Did you build these? I need to figure out how to sleep 5 in my 25' tradewind and the front sofa sleeper is gone.

Rob

kzener40 09-05-2002 07:00 AM

Great information. I've been considering cork for my 56' bubble ever since I saw it at a home tour this summer. In fact it looked just like yours. Can you give me the specific manufacturer and your material number so I make sure I end up with your look?

Thanks
Ken

TheBigRedTruck 09-05-2002 08:21 AM

I would like to know toooo!!!!!!!!!!!! Nice Work.

60stradewind 09-07-2002 09:53 AM

Cork
 
Charcigar - great job girl! I too, went into my flooring for the first time
and really had a lot of pleasure clearing it, the sanding, the patching. It was
easier than I thought and now I have one nice part lino and was searching around
for the rest.

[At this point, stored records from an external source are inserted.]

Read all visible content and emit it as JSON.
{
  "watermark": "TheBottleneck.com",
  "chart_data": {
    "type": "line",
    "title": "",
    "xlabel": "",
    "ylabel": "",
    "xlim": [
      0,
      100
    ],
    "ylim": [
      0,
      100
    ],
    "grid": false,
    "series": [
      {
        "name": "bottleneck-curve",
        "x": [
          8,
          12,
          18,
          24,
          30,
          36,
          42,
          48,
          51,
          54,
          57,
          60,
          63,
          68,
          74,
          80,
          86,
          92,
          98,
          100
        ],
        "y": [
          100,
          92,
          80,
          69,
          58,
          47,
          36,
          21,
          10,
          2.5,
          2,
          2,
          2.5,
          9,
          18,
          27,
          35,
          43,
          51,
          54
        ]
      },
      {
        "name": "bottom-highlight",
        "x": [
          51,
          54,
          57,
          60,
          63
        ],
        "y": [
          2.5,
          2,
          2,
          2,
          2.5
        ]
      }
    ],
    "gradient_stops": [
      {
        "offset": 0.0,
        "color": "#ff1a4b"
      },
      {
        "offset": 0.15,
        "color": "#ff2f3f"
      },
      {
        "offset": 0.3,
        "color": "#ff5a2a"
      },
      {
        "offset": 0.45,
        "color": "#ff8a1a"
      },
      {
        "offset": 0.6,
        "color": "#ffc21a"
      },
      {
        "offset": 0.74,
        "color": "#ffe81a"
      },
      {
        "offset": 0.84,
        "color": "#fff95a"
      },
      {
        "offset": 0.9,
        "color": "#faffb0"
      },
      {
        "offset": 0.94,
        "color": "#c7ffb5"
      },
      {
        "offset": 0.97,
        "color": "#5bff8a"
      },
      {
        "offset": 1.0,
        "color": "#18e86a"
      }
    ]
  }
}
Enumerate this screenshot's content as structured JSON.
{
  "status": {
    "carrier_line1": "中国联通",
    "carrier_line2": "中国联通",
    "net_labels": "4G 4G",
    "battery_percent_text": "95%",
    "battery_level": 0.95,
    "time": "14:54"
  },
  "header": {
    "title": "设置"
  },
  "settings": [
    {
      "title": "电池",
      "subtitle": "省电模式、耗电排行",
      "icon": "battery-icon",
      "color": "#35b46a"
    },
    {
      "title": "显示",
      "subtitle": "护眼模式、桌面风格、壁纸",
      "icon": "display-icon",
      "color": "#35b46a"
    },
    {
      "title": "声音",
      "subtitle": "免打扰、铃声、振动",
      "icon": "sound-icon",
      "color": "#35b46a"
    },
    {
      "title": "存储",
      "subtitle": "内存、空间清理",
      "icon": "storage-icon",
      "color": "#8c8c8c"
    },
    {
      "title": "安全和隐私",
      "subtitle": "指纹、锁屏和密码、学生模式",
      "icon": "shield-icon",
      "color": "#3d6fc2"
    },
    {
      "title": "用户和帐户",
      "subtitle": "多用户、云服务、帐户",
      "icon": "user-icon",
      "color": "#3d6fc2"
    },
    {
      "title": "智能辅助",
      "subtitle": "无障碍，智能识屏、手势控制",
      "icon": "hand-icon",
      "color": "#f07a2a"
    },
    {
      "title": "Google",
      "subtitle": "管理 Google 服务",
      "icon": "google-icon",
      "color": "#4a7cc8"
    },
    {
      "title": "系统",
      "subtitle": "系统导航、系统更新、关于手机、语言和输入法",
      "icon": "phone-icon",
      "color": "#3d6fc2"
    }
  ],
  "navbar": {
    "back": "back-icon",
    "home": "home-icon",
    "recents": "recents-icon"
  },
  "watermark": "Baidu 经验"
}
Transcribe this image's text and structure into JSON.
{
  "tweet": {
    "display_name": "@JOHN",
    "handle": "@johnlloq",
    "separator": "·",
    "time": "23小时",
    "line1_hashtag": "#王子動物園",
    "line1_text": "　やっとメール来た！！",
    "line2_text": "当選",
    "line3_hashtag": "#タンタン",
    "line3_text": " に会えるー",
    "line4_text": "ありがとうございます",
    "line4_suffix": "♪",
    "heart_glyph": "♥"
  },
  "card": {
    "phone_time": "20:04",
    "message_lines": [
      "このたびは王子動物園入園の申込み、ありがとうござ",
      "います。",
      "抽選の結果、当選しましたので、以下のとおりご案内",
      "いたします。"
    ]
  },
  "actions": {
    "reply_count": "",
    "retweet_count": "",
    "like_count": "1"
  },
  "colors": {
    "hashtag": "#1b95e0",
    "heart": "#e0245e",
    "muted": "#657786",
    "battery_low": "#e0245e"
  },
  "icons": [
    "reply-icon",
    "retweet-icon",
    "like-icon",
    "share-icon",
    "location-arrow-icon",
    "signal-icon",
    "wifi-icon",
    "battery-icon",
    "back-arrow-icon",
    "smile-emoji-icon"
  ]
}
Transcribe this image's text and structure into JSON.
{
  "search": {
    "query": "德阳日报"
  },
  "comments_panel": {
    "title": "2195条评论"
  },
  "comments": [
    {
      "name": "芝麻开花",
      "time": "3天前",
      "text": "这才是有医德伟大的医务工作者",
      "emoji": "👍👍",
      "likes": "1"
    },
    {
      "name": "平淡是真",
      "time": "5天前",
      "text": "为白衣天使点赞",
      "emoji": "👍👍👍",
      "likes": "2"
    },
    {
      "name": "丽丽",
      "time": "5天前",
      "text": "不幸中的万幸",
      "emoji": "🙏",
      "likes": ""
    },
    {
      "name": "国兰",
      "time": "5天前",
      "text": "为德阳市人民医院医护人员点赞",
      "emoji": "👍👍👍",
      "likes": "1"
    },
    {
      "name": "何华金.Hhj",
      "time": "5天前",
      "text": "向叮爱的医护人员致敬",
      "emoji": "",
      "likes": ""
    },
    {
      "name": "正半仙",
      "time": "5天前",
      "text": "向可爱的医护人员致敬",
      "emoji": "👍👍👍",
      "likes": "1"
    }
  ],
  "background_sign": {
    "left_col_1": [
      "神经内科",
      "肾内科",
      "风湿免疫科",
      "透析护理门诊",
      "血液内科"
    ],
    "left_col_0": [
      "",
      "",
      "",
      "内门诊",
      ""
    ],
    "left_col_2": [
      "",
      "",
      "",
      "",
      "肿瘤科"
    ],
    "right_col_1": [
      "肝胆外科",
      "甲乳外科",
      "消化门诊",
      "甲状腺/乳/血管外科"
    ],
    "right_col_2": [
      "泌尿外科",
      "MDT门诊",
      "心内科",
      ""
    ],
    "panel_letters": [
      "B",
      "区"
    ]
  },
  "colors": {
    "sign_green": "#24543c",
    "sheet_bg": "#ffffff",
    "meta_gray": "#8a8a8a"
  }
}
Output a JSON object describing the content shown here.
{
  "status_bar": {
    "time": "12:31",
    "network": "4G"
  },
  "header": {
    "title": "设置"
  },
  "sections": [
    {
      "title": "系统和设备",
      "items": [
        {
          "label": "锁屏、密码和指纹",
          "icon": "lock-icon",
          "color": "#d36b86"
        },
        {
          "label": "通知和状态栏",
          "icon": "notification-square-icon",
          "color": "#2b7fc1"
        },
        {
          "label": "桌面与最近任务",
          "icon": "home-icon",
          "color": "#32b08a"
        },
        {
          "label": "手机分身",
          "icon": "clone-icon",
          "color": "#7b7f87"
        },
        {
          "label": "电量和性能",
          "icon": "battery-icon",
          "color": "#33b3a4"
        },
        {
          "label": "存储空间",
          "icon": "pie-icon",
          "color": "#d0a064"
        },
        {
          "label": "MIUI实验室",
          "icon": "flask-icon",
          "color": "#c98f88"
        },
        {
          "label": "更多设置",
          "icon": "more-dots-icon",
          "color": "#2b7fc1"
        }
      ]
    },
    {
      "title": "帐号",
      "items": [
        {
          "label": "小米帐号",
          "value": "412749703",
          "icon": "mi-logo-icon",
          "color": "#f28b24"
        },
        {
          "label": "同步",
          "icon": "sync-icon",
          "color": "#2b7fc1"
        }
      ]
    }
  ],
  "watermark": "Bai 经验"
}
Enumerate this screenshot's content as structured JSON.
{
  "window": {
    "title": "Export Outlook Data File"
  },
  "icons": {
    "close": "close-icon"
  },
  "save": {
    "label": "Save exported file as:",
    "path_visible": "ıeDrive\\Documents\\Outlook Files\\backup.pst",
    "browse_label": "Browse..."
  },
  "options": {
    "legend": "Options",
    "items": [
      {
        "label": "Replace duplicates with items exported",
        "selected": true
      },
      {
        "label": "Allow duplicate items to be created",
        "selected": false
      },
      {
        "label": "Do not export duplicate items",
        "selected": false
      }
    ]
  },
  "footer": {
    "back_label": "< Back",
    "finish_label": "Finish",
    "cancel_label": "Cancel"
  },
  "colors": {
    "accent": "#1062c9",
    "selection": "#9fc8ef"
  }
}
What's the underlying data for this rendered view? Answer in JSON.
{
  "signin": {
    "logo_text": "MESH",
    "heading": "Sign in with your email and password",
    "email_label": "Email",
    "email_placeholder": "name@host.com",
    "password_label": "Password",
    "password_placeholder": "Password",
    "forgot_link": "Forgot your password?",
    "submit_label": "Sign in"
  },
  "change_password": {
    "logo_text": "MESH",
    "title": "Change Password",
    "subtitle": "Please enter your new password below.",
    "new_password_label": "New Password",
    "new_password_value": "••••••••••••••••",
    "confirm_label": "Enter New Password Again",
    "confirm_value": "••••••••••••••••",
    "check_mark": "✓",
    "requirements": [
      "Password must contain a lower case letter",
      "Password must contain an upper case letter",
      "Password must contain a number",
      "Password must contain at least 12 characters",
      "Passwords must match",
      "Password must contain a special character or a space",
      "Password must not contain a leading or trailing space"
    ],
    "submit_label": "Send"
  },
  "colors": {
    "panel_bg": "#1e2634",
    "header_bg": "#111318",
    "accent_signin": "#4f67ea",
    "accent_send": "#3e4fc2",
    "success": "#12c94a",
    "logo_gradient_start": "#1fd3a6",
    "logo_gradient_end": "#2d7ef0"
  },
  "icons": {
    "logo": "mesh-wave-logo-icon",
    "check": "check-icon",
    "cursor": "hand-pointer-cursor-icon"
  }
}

Would you mind sharing where you got yours at? I want to
keep the look as natural as I can for the front part, sorta like how your pattern is,
I have looked at some cork board flooring and it looks so much different
than yours. Interesting side note everyone - In the last issue of National Geographic
There is a small pic and article about how the cork tree farmers are hurting
due to lack of consumer demand for corks.....Hmmmmm They not know us 'Streamers
are about to put them back on the map!
Thank you Charcigar - beautiful job and I really appreciate your info.